Apropriadamente, de acordo com McGraw, talvez seja melhor não moldar Blob em “deitar na cama, vapando e encomendar o Uber Eats”. Em vez disso, ele sugere canalizar o tempo sozinho no tempo atividades criativas e passatempos que tendem a florescer na solidão; Uma caminhada ou uma corrida, observando as pessoas em um café, indo a um museu e “levando tudo, o mais rápido ou lento possível”. Ou que tal “sentar em um banho ouvindo Vivaldi”, ele acrescenta mais especificamente ou fazendo um curso on -line?
Paul StorriePara aqueles que estão solteiros, inclina -se para a solidão potencialmente feliz – em vez de esperar que termine – está aconselhado, diz Slawson. “Eu costumava me adiar fazendo as coisas até ‘se estabelecer’ ou até encontrar um parceiro, mas você precisa viver a vida que tem e espremer o máximo de alegria possível, em vez de sentir que você está em uma sala de espera, esperando sua vida começar”, diz ela. E quando a pressão da sociedade aumenta? “Não padrão a qualquer tipo de pensamento ou um script”, sugere McGraw. “O bom é que agora existe um roteiro alternativo.”
De maneira mais ampla, o tempo sozinho é cheio de potencial e possibilidades. “Acho que a solidão inspira um maravilhoso senso de criatividade, ela faz com que os sucos fluam e incentive a solução de problemas”, diz Gannon. Ela sugere tratar a solidão como uma aventura – ou uma chance de se reconectar, através de diários ou se deleitando com seus sentidos: “O cobertor macio, o som da música, o sabor da sua comida. O que você pode ver, cheirar, tocar e sentir quando está sozinho?”.
Virar ainda mais para dentro, diz Zak, pode aprofundar a compreensão da solidão; Ela sugere prestar atenção aos momentos de solidão e transformar esses momentos em rituais recorrentes que ajudam relaxamento e reflexão pela prática. “Pergunte a si mesmo, qual é o que você mais gosta de ficar sozinho? Faça uma jóia do momento em que você escolhe e dê a si mesmo a tarefa de apreciar esse espaço específico cada vez mais”, diz ela.

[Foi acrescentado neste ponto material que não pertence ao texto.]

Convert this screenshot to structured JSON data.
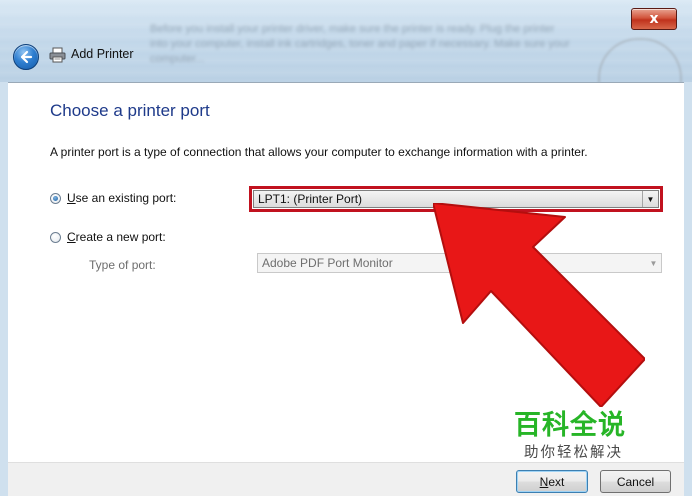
{
  "window": {
    "title": "Add Printer",
    "background_text": "Before you install your printer driver, make sure the printer is ready. Plug the printer into your computer, install ink cartridges, toner and paper if necessary. Make sure your computer..."
  },
  "page": {
    "heading": "Choose a printer port",
    "description": "A printer port is a type of connection that allows your computer to exchange information with a printer."
  },
  "options": {
    "existing_port": {
      "label_underlined": "U",
      "label_rest": "se an existing port:",
      "checked": true,
      "selected_value": "LPT1: (Printer Port)"
    },
    "new_port": {
      "label_underlined": "C",
      "label_rest": "reate a new port:",
      "checked": false
    },
    "type_of_port": {
      "label": "Type of port:",
      "selected_value": "Adobe PDF Port Monitor"
    }
  },
  "buttons": {
    "next_underlined": "N",
    "next_rest": "ext",
    "cancel": "Cancel",
    "close_glyph": "x"
  },
  "watermark": {
    "title": "百科全说",
    "subtitle": "助你轻松解决"
  },
  "colors": {
    "heading": "#1e3a8a",
    "highlight_border": "#c1121f",
    "arrow": "#e81717",
    "watermark_green": "#27b527"
  },
  "icons": [
    "back-arrow-icon",
    "printer-icon",
    "close-icon",
    "dropdown-arrow-icon"
  ]
}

E o mais importante, se obviamente? É sobre misturar as coisas. “Os humanos precisam de interação social – mas eu também diria que os humanos precisam de solidão”, diz Coplan. “Está encontrando o equilíbrio certo que é a chave para a felicidade e o bem -estar. Todo mundo tem um equilíbrio diferente que vai funcionar para eles”.